Chevron rejects the ruling as illegitimate, saying that the plaintiffs won the judgement fraudulently and broke US laws against extortion, witness tampering, obstruction of justice and money laundering.
Chevron did not return a request for comment on Monday.
In a 43-page court filing, the Ecuadorian plaintiffs and Donziger have accused the oil giant of engaging in a “pattern of misconduct and corruption” by offering “illicit payments and outright bribes to secure favourable testimony”.

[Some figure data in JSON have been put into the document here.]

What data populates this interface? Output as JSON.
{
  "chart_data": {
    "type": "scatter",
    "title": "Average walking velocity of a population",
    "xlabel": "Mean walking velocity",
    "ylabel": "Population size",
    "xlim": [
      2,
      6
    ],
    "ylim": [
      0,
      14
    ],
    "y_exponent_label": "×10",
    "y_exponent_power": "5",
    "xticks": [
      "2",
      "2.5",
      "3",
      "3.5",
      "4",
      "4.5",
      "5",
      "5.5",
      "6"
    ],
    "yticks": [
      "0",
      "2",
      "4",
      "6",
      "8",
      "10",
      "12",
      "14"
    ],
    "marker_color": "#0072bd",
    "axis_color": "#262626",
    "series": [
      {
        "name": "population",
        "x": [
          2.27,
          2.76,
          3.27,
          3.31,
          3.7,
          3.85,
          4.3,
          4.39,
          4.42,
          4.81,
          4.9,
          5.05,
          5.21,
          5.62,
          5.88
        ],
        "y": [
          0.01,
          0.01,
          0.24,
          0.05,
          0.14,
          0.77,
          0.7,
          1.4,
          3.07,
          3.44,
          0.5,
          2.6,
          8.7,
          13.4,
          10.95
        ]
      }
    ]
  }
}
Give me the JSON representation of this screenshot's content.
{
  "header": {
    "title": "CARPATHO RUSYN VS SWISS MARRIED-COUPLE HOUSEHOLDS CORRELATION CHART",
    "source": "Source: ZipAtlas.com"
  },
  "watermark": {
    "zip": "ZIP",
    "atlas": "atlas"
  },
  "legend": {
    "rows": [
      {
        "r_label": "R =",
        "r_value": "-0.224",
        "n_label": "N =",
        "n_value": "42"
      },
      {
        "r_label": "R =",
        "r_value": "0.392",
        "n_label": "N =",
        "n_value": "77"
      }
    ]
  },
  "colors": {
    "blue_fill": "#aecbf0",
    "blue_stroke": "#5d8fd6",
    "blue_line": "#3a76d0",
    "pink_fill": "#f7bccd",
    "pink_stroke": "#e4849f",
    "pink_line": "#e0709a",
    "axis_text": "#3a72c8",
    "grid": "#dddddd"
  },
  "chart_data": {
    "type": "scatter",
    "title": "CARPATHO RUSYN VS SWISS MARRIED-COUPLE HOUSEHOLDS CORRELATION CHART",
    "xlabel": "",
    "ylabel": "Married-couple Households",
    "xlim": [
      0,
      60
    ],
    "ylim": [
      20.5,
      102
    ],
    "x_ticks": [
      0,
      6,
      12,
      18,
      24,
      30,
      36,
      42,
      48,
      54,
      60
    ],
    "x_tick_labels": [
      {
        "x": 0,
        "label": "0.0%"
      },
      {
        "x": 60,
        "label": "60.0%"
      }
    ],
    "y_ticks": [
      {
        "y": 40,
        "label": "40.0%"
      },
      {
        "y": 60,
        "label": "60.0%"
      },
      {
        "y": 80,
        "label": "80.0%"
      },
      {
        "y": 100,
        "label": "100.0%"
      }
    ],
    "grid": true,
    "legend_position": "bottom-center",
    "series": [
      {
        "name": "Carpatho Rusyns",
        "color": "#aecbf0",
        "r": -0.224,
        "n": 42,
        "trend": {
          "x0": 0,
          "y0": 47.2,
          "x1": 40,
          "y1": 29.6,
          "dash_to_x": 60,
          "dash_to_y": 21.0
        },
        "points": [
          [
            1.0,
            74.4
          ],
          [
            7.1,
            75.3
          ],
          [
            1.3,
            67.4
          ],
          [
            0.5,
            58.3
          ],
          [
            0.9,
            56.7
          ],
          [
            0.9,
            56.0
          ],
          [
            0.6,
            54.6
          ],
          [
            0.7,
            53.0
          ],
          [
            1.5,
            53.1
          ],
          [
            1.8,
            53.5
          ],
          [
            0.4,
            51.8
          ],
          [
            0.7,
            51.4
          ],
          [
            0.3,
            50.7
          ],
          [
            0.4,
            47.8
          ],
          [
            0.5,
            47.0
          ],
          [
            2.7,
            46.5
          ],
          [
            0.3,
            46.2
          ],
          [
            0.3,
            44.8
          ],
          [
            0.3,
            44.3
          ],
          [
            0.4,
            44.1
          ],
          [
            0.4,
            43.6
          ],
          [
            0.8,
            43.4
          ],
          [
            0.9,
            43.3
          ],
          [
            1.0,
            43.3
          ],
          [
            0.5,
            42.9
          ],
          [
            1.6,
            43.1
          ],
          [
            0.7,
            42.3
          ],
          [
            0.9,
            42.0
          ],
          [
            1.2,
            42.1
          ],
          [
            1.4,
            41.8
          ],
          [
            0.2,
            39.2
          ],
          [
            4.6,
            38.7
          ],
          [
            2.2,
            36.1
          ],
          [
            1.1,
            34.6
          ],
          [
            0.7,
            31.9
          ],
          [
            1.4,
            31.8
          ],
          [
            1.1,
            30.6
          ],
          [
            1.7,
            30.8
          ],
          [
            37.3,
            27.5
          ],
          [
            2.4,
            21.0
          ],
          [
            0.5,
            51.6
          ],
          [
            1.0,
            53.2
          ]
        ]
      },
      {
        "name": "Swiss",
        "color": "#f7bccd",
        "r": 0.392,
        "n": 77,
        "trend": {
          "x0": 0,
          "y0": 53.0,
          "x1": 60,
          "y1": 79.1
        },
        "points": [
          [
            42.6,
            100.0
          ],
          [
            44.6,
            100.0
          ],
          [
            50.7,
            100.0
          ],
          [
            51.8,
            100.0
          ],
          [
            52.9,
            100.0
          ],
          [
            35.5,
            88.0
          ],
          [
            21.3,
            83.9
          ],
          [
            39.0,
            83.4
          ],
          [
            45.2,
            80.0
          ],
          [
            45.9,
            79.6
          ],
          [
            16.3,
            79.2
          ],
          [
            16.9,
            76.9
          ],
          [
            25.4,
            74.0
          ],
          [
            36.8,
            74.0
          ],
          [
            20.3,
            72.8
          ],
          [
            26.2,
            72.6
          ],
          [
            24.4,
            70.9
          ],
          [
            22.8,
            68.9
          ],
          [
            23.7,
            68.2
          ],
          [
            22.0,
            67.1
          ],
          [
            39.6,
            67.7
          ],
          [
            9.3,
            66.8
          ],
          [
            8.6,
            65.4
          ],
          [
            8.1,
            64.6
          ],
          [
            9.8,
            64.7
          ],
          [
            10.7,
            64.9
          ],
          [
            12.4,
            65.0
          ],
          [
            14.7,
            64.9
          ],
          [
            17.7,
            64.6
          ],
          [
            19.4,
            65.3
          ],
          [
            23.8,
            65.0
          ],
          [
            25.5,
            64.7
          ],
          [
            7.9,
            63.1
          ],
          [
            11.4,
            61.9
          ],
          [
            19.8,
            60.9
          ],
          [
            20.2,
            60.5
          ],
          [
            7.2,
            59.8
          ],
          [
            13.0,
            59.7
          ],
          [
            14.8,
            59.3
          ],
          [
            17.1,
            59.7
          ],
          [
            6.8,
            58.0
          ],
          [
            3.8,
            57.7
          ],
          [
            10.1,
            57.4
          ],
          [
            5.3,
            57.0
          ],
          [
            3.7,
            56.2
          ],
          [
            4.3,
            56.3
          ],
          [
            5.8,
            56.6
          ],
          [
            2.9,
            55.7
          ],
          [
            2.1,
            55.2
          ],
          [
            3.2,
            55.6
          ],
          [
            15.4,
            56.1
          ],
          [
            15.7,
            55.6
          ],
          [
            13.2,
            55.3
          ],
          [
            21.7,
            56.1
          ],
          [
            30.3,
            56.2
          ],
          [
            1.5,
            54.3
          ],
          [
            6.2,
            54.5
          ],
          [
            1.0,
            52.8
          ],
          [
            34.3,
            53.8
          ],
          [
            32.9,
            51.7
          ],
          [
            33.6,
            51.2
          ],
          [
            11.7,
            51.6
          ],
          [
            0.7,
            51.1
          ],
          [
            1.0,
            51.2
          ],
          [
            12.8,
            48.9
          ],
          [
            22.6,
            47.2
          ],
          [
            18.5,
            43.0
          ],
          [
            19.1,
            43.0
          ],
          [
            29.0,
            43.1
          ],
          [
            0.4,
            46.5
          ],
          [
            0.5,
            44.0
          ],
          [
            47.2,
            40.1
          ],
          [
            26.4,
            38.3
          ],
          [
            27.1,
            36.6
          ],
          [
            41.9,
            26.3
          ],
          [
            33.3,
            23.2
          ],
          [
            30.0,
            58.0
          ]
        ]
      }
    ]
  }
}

One of the most damning charges in the filing accuses Chevron of using Ecuadorian Judge Alberto Guerra as a conduit to offer his compatriot, Nicolas Zambrano, the judge who issued the ruling against Chevron, a $1m bribe “in exchange for his own false testimony”.
The filing also accuses Chevron of paying Guerra at least $326,000 through 2015 as compensation for “favourable testimony and cooperation”.
In January, Chevron said that it had helped Guerra and his family relocate to the US on safety grounds and had paid him $38,000 in exchange for his assistance.
Chevron has said the claims “have no merit and are made in bad faith”.
Since the 2011 ruling, lawyers for the Ecuadorians have tried unsuccessfully to have the judgement enforced through the seizure of Chevron’s foreign assets.
In May, a Canadian court dismissed a lawsuit filed by the plaintiffs on the grounds that it had no jurisdiction to enforce the award, while the following month Argentina’s Supreme Court revoked a freeze on up to $19bn of assets held by Chevron’s Argentine subsidiary.